Another panel focused on India’s global influence through its culture. Actor and director Omi Vaidya touched on the impact that Indian culture has had through Bollywood movies and even yoga.

Indian comedians such as Aziz Ansari are also a bridge that Vaidya said is “creating the fusion between the U.S. and India.” Not only does Indian culture affect the U.S., it affects neighboring countries such as China, Malaysia and Nigeria, where Bollywood movies are a major hit.


Keynote speaker Shashi Tharoor, a member of India's Parliament, emphasized India’s crucial soft power tools that have put India on the map and made the country a stronger nation in the 21st century. (Photo: Stephen Bobb Photography/ Meridian International Center)

The keynote speaker of the event, Dr.Shashi Tharoor, a member of India's Parliament, ended the event with a speech on India’s soft power, which he defined as the ability to influence and attract other countries via culture, political values, foreign policy and the perceptions of the country on the global sphere.
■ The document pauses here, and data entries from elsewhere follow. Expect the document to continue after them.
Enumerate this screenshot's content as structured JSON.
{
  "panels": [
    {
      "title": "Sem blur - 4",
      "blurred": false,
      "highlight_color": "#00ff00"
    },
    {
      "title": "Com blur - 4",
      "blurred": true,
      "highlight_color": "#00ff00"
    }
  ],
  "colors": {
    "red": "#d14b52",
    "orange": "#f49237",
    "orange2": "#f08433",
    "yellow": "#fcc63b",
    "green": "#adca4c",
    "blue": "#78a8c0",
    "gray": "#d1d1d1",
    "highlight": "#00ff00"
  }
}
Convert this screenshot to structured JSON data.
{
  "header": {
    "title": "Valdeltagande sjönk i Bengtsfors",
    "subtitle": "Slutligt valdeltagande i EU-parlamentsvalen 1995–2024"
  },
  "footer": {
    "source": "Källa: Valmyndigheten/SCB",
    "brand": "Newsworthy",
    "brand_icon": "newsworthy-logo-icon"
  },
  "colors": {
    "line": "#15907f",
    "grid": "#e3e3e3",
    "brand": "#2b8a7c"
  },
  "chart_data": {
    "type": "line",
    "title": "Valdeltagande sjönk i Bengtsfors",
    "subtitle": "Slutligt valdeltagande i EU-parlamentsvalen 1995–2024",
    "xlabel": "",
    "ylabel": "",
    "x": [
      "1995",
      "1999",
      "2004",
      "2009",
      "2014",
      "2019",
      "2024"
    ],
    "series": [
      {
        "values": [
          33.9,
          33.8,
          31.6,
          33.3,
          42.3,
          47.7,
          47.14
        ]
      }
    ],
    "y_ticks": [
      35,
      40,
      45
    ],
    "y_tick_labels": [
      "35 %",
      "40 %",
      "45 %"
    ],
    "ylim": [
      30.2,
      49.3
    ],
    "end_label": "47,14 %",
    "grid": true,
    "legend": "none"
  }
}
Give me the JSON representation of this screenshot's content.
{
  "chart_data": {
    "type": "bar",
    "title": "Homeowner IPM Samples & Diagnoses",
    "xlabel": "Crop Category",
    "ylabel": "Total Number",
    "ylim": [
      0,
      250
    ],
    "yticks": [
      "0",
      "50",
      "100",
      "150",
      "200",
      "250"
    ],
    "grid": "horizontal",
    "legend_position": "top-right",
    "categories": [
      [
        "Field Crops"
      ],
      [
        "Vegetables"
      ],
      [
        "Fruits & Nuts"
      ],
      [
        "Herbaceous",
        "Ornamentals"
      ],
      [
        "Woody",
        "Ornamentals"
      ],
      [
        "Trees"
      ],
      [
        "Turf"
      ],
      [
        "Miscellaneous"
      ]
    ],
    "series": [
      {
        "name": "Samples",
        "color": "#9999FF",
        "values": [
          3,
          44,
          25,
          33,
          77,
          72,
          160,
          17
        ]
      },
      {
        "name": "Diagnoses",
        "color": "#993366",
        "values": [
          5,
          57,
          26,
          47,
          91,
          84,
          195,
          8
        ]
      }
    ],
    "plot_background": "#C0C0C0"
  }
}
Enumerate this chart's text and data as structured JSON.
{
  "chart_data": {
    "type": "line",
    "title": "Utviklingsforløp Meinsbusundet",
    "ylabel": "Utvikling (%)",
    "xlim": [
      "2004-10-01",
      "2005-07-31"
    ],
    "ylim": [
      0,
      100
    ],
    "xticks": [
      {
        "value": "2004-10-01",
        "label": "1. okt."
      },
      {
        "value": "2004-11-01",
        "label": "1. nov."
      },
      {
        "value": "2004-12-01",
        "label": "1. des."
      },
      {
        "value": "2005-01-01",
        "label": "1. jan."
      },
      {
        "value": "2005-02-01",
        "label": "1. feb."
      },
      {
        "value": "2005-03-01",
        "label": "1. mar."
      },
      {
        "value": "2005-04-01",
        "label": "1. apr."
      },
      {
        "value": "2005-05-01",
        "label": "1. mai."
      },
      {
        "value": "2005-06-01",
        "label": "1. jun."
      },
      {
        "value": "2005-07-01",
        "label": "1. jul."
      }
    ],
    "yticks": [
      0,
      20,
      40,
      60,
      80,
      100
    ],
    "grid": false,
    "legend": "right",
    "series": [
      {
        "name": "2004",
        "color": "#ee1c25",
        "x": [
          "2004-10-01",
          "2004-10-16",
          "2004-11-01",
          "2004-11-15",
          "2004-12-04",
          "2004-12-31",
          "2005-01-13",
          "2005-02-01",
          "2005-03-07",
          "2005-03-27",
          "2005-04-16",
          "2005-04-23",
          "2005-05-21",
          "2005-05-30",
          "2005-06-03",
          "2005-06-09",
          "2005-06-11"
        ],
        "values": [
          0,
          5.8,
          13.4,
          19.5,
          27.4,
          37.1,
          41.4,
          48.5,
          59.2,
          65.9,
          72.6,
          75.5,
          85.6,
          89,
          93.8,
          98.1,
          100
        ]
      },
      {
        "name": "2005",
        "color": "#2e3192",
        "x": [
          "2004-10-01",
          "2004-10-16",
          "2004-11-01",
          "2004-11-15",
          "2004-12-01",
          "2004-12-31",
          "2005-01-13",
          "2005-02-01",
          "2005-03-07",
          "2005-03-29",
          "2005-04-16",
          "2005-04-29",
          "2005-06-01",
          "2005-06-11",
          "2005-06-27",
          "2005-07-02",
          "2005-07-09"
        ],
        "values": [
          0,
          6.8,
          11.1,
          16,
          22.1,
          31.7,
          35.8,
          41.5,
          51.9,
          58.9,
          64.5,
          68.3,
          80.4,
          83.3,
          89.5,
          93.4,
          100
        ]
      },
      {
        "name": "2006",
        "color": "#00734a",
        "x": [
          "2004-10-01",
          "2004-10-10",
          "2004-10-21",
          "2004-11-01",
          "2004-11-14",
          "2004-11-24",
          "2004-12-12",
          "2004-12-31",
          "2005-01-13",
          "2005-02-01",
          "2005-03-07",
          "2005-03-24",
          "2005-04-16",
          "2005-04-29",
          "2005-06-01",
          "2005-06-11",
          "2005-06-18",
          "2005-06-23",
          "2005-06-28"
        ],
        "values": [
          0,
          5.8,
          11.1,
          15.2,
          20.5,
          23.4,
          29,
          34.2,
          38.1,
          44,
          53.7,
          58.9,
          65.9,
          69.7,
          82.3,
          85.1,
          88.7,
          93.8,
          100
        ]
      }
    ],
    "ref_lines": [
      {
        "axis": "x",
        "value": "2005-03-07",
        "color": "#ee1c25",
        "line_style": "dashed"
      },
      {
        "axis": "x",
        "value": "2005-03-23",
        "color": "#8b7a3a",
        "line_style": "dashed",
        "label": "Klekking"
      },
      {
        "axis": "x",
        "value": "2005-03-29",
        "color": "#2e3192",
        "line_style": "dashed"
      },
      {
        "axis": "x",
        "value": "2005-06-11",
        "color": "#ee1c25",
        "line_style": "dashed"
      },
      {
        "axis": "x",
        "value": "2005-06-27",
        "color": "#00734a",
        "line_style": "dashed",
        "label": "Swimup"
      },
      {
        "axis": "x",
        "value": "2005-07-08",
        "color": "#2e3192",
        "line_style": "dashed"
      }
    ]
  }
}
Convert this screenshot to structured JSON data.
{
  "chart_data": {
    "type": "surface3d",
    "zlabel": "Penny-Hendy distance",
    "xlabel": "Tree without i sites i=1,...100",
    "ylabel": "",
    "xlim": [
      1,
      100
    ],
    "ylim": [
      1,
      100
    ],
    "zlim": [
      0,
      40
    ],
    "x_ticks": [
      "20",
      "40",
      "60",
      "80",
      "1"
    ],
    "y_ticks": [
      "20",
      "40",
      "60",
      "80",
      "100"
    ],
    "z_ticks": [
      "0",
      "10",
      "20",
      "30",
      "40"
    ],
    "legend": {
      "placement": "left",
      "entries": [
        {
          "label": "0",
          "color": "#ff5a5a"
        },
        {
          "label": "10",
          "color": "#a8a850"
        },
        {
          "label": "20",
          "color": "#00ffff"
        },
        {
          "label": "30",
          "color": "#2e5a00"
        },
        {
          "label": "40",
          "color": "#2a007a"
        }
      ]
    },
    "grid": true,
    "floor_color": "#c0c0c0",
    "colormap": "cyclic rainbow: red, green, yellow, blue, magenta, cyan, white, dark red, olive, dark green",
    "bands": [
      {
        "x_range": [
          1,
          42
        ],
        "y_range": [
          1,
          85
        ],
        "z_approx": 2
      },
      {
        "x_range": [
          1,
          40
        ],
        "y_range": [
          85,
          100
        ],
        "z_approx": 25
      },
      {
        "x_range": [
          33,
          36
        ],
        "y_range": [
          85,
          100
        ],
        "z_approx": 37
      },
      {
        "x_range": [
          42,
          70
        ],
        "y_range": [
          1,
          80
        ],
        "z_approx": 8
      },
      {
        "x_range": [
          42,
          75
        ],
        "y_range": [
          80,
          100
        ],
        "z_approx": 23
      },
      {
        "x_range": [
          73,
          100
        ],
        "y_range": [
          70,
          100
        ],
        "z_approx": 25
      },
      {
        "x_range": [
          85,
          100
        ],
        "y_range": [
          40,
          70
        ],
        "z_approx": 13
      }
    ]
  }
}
India, Tharoor said, has asserted its soft power in various everyday instance, such as through its Indian cuisine restaurants and the presence of the Jaguar and LandRover cars in the U.S., to name a few examples.Overall, the country’s use of soft and hard power, Tharoor said, led India to become stronger in the 21st century as it emerges as a crucial player on the world stage.

“We need hard power of course. Soft power without hard power is a sign of weakness. Hard power without soft power is bullying,” Tharoor said. “It’s an alternative to hard power and a complement.”

Morgan Caplan is an editorial intern of The Washington Diplomat.